Ärzte Zeitung, 12.04.2006

Kinder mit Allergien haben erhöhtes Risiko zu schnarchen

Atmungsstörungen im Schlaf / Familiäre Disposition beim Schnarchen von Kindern nachgewiesen / Veranlagung zu Allergien ist ebenfalls relevant

NORTHBROOK (ddp.vwd). Kinder von schnarchenden Eltern haben ein erhöhtes Risiko, selbst auch zu schnarchen.

Dieser kleine Junge schläft tief und fest. Bei Kindern ist die Wahrscheinlichkeit zu schnarchen erhöht, wenn die Eltern dies ebenfalls tun. Foto: imago

Die Wahrscheinlichkeit zu schnarchen ist ebenfalls größer bei Kindern mit einer Veranlagung für Allergien. Das hat eine US-amerikanische Forschergruppe um Dr. Maninder Kalra vom Kinderkrankenhaus in Cincinnati bei einer Studie herausgefunden.

Diese Resultate könnten bei der Früherkennung von Atmungsstörungen bei Kindern helfen, so die Wissenschaftler in der April-Ausgabe des Fachmagazins "Chest" .

Das Wissenschaftlerteam untersuchte 681 etwa einjährige Kinder sowie deren Eltern und ermittelte die Beziehungen zwischen Schnarchen bei Eltern und Kindern und allergischen Überempfindlichkeiten. Das Resultat: 15 Prozent der untersuchten Kinder waren Schnarcher.

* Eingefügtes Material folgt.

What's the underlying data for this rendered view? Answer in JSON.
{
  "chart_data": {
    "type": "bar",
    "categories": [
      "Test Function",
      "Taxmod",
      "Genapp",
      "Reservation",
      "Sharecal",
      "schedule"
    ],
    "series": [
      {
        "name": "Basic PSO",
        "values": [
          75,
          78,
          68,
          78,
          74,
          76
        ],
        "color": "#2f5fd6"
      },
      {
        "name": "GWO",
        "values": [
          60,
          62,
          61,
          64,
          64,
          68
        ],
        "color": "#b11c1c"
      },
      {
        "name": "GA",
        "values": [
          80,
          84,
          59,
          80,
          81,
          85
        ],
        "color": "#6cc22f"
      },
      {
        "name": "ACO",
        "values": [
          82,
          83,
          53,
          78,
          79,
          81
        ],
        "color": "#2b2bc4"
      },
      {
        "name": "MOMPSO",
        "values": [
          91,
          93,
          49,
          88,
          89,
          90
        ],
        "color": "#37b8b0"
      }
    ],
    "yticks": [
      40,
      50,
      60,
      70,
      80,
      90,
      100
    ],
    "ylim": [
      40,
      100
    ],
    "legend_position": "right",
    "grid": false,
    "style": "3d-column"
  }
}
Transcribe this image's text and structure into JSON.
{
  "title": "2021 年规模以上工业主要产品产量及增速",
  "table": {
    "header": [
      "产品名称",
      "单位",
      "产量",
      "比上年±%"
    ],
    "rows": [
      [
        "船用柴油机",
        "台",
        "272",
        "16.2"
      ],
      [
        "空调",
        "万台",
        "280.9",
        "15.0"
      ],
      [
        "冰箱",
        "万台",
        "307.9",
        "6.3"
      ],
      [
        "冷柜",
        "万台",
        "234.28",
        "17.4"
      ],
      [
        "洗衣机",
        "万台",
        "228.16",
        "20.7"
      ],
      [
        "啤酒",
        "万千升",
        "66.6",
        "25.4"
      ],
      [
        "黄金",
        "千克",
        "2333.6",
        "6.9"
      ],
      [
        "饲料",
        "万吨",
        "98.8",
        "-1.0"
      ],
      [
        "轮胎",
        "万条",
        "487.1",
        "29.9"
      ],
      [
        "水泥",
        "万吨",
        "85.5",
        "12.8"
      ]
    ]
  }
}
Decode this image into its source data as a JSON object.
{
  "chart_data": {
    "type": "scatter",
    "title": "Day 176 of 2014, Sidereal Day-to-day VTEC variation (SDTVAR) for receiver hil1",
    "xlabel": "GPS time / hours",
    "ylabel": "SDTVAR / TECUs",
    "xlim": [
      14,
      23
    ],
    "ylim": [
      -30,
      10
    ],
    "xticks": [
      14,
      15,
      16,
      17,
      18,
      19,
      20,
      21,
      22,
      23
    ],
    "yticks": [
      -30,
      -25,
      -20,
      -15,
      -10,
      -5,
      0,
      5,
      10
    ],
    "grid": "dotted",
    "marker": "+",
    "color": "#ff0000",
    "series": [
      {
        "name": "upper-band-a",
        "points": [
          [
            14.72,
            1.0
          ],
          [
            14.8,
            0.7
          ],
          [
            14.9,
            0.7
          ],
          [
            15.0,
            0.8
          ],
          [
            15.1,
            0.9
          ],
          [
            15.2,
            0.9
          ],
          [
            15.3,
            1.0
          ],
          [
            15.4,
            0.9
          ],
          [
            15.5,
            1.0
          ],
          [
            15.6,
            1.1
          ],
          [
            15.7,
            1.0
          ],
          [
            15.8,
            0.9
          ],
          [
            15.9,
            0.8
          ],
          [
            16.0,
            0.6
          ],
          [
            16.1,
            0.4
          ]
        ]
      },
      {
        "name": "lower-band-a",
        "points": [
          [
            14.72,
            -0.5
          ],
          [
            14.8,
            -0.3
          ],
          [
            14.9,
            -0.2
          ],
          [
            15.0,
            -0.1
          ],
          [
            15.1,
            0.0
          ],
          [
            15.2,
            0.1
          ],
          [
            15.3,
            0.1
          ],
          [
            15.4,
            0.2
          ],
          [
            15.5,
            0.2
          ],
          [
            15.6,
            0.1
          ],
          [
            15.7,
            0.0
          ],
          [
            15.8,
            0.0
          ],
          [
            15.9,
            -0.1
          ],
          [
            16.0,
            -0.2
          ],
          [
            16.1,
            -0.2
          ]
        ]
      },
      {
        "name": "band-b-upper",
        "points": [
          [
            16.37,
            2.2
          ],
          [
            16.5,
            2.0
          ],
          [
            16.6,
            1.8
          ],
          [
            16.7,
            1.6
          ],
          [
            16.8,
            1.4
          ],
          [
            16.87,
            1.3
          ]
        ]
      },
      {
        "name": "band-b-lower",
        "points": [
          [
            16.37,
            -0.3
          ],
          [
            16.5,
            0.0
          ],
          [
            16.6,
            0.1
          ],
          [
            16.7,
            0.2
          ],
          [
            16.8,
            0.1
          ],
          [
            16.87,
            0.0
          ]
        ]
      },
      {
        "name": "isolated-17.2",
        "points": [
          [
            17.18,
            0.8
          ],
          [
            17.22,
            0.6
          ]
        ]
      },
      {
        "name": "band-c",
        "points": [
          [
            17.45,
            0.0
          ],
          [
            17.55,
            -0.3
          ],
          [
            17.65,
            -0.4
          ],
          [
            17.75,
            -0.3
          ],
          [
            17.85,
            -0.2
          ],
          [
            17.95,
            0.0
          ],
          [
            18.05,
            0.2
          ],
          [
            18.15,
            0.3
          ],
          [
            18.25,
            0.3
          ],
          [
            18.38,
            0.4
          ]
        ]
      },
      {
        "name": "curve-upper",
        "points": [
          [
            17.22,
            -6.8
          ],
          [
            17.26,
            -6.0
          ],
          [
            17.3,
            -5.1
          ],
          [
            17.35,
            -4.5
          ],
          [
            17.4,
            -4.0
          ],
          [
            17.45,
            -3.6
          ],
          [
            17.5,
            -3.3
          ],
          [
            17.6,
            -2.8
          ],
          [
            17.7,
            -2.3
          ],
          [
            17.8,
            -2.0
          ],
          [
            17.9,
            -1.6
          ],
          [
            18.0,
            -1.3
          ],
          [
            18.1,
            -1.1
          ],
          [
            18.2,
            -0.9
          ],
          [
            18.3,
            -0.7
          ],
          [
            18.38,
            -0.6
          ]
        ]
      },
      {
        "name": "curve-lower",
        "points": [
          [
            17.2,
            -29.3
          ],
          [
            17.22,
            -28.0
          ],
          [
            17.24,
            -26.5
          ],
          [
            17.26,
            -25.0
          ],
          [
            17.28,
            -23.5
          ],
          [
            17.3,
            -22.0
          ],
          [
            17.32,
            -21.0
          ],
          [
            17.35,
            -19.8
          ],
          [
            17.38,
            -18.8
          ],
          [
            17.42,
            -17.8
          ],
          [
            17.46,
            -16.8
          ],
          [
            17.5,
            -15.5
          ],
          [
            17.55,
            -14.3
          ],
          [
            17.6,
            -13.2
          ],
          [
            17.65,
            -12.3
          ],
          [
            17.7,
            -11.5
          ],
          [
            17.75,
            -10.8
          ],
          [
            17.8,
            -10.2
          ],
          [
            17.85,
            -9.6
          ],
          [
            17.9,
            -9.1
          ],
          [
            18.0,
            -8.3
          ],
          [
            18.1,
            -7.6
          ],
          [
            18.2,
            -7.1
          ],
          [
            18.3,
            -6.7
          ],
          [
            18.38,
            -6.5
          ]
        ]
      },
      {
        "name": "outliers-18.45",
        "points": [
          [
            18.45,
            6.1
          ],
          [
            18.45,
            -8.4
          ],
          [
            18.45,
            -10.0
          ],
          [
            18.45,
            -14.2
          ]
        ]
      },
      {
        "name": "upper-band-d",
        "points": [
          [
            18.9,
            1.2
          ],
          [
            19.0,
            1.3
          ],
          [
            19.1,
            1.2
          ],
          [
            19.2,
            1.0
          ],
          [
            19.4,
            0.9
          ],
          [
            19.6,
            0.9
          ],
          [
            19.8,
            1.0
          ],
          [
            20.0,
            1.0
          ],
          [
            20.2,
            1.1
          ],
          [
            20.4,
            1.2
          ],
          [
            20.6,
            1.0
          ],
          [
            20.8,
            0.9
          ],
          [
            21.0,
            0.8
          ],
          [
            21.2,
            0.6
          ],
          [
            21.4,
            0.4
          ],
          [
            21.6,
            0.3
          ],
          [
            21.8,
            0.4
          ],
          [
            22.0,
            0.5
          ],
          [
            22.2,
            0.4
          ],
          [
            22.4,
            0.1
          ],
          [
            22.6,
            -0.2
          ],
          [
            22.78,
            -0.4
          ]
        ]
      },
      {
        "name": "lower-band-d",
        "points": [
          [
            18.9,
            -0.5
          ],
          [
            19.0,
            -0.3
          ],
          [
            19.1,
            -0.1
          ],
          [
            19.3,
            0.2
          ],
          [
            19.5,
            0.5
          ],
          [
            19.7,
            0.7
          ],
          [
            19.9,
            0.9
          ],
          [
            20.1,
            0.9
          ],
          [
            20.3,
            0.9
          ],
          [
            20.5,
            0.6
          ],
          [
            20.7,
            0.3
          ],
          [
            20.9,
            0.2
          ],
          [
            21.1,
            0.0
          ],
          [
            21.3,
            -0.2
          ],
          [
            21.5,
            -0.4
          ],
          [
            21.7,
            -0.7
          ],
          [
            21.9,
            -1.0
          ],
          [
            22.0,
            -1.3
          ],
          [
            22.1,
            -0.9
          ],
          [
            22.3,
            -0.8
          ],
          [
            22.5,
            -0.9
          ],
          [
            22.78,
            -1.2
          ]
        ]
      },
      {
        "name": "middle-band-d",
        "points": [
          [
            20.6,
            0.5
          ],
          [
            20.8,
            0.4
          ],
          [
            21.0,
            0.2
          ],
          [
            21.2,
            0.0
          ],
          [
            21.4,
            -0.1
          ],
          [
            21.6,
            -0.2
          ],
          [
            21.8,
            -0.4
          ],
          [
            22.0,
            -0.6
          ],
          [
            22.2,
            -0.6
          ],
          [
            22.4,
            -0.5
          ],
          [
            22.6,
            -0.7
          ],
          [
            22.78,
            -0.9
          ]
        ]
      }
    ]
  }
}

Kinder mit mindestens einem regelmäßig schnarchenden Elternteil hatten ein dreifach höheres Risiko zu schnarchen als Kinder ohne familiäre Vorbelastung. Bei Kindern mit einer Veranlagung zu Allergien war die Wahrscheinlichkeit zweimal höher als bei Kindern ohne allergische Überempfindlichkeit.

Schnarchen ist bei Kindern das häufigste Symptom für Atmungsstörungen im Schlaf. Werden die Kinder nicht behandelt, können sie zu Lernschwierigkeiten, Stoffwechselstörungen und zu Herzkreislauferkrankungen führen.